THE RUBRIC for the very first standardized test that Todd Farley scored seemed simple: one or zero. If the fourth-grade student provided just one example of bicycle safety in a drawing - wearing a helmet, both hands on the handlebars or stopping at a red light - he'd get a one. No examples - zero.
But for Farley, author of Making the Grades: My Misadventures in the Standardized Testing Industry, it wasn't that simple. The student had indeed included one example: the rider in the drawing was wearing a helmet. He was also doing an Evel Knievel-like leap over a chasm spewing flames. Baffled, Farley consulted his supervisor; he was told that the rider was wearing a helmet and that that was enough to indicate that the child understood the basics of bicycle safety. Score: One.
Farley encountered many answers that did not quite fit the rigid set of rubrics in his 15-year career. One high school girl who wrote a beautifully moving and well-constructed essay about "A Special Place" could only rate a three out of four because her piece did not include the words "a special place." Farley also cites a number of questionable practices by the testing company, including hiring scorers not fluent in English, requiring workers to mark one essay every two minutes for eight hours a day and little cross-checking of scores.

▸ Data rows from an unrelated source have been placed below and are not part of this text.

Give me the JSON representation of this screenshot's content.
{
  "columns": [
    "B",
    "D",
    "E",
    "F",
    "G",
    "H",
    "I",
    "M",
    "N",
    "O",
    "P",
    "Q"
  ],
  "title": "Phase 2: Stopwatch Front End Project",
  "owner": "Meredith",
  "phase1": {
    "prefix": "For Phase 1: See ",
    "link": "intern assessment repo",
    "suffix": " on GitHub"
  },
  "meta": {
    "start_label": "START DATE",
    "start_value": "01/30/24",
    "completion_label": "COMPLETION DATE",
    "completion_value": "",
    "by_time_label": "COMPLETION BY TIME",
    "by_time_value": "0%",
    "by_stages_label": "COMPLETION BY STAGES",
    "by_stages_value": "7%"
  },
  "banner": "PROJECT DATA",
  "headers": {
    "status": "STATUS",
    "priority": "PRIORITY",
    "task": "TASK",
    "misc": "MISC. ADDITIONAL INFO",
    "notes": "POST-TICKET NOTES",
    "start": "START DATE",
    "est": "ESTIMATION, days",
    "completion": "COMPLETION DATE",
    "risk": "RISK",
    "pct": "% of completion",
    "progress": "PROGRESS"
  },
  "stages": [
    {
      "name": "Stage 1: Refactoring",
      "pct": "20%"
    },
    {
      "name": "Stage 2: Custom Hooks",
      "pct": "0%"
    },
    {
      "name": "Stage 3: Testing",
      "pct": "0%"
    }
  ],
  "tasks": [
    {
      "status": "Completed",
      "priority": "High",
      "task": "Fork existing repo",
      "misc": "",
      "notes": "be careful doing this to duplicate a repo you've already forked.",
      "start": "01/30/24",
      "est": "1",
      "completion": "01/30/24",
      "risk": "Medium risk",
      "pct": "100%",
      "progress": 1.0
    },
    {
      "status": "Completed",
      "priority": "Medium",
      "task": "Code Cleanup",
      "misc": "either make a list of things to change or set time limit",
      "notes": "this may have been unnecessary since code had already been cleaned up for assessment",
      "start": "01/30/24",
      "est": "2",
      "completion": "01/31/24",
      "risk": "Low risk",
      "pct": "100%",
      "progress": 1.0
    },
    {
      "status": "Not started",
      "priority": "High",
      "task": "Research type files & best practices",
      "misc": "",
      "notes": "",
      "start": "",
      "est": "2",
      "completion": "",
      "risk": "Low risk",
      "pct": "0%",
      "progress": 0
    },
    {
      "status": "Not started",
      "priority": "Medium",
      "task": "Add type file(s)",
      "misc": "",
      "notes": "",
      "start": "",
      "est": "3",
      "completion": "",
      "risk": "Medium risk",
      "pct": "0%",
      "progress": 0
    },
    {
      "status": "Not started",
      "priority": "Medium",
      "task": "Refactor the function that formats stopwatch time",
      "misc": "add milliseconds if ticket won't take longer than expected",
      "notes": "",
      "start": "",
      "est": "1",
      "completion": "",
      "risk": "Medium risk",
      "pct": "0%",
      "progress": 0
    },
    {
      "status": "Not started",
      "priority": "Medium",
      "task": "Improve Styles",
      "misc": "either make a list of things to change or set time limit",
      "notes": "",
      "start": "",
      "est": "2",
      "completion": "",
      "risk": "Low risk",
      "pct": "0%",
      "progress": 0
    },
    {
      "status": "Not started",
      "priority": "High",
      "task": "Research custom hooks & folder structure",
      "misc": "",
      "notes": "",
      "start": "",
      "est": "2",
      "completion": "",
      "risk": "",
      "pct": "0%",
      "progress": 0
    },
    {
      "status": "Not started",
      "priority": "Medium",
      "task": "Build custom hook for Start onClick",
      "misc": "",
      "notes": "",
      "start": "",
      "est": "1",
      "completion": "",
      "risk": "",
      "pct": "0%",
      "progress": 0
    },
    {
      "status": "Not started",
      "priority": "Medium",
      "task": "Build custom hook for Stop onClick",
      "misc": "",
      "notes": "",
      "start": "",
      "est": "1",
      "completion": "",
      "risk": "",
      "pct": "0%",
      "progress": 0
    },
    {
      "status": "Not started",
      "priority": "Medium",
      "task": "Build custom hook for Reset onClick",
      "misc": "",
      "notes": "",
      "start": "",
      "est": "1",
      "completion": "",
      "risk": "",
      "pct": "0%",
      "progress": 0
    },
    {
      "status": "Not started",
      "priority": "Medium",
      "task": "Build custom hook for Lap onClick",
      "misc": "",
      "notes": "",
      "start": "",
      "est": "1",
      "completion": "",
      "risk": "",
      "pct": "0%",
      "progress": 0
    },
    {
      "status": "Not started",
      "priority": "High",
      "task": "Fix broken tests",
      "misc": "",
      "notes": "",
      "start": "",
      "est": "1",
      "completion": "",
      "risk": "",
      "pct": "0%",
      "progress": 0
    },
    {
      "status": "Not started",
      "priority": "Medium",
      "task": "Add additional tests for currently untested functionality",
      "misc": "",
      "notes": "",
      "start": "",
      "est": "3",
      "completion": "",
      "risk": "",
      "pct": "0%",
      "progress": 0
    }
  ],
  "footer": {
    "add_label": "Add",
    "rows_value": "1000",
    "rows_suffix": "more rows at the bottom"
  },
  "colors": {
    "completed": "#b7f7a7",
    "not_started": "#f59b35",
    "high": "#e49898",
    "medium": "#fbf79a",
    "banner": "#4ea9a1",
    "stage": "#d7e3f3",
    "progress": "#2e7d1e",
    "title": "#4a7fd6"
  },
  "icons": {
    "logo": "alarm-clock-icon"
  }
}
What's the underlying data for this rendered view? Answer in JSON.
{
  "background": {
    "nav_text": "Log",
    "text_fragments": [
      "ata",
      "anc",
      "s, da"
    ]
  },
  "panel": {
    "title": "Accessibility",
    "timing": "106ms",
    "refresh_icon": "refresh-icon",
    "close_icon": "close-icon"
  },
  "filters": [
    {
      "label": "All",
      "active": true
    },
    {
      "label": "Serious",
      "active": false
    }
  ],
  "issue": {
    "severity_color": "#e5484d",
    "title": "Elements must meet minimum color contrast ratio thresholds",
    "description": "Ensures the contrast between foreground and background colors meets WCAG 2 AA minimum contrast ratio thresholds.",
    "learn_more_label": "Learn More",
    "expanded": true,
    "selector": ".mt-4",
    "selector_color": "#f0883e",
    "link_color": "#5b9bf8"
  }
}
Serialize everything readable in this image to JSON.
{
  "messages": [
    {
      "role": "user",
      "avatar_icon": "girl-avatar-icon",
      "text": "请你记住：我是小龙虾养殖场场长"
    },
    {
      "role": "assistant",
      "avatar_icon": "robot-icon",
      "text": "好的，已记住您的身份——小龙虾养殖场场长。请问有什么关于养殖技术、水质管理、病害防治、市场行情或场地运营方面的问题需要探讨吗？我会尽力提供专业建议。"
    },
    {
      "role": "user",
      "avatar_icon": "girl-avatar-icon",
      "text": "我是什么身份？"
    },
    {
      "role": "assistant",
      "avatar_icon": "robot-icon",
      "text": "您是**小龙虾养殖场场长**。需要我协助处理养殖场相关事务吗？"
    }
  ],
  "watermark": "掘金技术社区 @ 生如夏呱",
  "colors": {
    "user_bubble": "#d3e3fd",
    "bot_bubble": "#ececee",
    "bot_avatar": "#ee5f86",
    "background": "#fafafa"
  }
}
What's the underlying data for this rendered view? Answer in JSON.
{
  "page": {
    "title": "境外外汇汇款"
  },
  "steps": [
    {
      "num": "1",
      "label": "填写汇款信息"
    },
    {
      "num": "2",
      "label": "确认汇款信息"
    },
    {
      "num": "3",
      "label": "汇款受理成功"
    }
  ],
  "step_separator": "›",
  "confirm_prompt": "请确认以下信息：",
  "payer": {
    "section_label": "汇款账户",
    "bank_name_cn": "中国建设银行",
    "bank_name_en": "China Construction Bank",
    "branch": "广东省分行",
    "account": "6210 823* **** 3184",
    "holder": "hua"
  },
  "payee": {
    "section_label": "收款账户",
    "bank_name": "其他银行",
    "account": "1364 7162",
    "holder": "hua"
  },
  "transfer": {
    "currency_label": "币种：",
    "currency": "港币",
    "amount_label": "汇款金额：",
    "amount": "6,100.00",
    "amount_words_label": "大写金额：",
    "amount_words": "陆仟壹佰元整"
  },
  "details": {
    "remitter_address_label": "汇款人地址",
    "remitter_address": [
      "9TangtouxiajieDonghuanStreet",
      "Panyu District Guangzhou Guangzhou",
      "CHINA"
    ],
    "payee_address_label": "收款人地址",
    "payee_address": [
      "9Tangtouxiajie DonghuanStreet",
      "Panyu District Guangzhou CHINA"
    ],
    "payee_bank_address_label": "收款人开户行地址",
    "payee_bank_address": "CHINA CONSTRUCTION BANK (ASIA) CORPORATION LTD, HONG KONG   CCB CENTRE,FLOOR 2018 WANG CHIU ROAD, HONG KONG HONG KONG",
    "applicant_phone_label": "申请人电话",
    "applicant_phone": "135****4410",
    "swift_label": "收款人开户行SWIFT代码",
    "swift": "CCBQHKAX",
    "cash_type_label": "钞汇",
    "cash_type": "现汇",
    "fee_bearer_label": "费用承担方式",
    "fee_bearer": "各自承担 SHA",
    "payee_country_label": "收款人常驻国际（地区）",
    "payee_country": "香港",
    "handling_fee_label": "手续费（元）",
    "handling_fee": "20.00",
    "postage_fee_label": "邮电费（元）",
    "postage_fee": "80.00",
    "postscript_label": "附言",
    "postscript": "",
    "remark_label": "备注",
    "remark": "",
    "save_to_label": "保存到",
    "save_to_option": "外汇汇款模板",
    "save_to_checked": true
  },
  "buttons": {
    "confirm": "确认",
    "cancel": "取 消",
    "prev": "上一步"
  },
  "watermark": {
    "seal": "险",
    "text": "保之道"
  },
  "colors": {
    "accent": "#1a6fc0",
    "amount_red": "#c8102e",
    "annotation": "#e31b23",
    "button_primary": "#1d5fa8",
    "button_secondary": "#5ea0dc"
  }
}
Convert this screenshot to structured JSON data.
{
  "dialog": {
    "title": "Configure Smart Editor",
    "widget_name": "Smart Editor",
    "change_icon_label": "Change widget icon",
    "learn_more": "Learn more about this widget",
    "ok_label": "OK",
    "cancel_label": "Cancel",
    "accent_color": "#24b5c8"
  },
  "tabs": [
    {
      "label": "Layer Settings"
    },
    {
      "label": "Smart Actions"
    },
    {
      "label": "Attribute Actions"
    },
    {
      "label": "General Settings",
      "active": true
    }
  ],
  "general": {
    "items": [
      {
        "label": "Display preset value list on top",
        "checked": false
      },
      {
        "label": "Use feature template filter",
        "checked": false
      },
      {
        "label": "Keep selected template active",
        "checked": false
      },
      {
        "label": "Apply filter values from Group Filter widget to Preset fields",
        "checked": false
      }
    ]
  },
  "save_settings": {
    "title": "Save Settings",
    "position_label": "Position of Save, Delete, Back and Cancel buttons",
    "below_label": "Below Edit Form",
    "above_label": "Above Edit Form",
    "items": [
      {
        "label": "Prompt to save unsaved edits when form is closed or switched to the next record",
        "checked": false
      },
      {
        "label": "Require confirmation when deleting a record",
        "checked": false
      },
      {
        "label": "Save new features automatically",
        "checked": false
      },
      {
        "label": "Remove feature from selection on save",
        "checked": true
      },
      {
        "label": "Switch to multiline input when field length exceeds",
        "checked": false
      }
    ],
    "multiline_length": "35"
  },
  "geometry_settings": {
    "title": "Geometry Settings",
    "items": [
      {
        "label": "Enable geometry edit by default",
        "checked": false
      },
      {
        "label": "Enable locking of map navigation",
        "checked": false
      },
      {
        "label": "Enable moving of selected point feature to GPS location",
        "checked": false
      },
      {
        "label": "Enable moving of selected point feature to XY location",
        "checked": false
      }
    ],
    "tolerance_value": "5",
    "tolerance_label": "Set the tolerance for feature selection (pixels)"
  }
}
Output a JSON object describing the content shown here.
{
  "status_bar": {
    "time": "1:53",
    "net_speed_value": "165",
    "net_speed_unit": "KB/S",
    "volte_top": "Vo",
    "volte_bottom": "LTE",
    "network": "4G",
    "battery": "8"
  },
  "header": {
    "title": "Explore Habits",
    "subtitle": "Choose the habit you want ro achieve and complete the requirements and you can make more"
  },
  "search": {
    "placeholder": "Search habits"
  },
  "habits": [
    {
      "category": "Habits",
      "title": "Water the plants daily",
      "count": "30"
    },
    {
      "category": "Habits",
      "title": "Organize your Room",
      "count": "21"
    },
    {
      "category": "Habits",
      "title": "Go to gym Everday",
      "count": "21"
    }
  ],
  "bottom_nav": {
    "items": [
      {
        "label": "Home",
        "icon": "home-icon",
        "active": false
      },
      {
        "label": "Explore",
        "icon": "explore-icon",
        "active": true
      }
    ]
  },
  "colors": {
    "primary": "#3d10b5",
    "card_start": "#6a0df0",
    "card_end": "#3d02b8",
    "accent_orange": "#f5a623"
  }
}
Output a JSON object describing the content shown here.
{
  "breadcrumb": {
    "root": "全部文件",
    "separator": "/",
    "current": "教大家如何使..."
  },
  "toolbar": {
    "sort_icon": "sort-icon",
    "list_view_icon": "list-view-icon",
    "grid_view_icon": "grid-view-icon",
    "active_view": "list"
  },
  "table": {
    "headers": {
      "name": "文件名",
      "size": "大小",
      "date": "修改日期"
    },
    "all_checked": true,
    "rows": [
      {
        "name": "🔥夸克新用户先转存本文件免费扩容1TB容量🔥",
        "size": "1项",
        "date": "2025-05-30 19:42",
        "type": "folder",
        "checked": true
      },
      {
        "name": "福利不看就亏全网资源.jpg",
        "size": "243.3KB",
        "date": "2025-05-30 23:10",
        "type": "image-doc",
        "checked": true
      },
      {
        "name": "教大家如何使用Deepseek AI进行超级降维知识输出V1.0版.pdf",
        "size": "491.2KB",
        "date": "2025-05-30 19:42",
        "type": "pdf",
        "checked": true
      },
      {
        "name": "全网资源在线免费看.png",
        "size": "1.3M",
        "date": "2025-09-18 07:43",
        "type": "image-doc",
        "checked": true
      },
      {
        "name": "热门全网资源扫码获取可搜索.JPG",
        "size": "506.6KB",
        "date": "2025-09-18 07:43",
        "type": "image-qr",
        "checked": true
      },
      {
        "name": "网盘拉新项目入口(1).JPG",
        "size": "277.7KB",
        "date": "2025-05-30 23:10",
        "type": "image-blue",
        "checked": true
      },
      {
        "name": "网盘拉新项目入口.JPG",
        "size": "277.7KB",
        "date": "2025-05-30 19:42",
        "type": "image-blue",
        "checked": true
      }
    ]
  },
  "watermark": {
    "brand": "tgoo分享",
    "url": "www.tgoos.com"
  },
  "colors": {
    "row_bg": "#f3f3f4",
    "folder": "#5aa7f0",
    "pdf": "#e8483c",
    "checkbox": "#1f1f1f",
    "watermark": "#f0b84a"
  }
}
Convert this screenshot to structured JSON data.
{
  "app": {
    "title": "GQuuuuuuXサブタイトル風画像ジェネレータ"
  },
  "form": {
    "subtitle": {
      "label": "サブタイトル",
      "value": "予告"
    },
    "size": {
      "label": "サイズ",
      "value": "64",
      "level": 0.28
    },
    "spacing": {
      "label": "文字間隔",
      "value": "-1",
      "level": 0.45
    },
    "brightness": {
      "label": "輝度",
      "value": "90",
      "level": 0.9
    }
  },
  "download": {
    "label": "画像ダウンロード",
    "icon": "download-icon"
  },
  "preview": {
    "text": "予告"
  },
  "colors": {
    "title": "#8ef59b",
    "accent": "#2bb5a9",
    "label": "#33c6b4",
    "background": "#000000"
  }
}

Since passage of the controversial No Child Left Behind Act in 2002, standardized tests have become the cornerstone of educational evaluation. They are now the chief determining factor in deciding the fates of students, teachers, principals, schools and entire school districts. The fact that these tests were never designed for those purposes has not prevented school "reformers" and politicians from increasingly mandating their use. Recently, the New York Times followed the example of the Los Angeles Times in its decision to publish ratings of schoolteachers based on the "Value-Added Method (VAM)." This widely criticized and unproven method posits that a teacher's effectiveness, or lack thereof, can be determined by the use of a highly complicated algorithm which measures students' changes in test scores over time. As Linda Darling-Hammond, a member of President Obama's transition team on education policy, points out, many other conditions such as "home and community support, individual students' needs, health issues and attendance, prior teachers and schooling, summer learning and the specific test used" are not factored into this equation.
There are a number of other flaws in the Value Added Method. Only reading and math teachers can be judged by test data because only those subjects are formally tested. As reported in the Huffington Post, Tennessee's school districts solved this problem by averaging their reading and math teachers' scores and assigning that same score to all the other teachers in the building. Thus physical-education teachers, social-studies teachers, music teachers, etc., were automatically assigned a rating that had nothing to do with the subject they taught or how they taught it. Yet, their careers and livelihoods now depend on that one rating.
In addition, this method assumes that reading and math skills can be improved only by the teachers of those particular subjects. Of course, students employ reading skills in most other subjects, and science cannot be learned without incorporating math. Should the math and science teachers' scores be combined? What if the math teacher has twenty years experience but the science teacher only two? Does the Value Added algorithm have room for one more adaptation?
Why has standardized testing so quickly become the accepted method of evaluating teachers and schools, taking precedence over more thoughtful (and time-consuming) practices such as classroom observations and peer review? Yearly testing requirements of both No Child Left Behind and President Obama's Race to the Top have made testing a very profitable industry, particularly for companies such as Harcourt, CTB McGraw-Hill and Riverside Publishing, who together write 96 percent of the standardized tests used in this country. Estimates place the value of the testing market anywhere from $400 million to $700 million. According to PBS's "Frontline," Pearson NCS (where Todd Farley was employed) has made millions of dollars in profits since 2002 by monopolizing the market in scoring. These same companies make additional profits by selling the test-prep materials now used by districts to bolster their scores.
Before No Child Left Behind, data collected from standardized tests were used mainly to update curricula and revise standards. Now that data has become a weapon to fire teachers and deliver public schools deemed "failing" to for-profit companies and charters.
There is no data which show that testing improves student learning. Schools under intense pressure to raise test scores have had to eliminate music, art, library science, civics and other electives to make room for scripted test-preparation classes. Schools where test scores have improved are schools where, as early as kindergarten, children are taught how to fill in bubbles.
As noted writer and historian Diane Ravitch said recently: "If we continue to have more years of multiple-choice standardized testing, we will squeeze out every last drop of creativity, originality, innovation and critical thinking - the very attributes needed for the 21st century."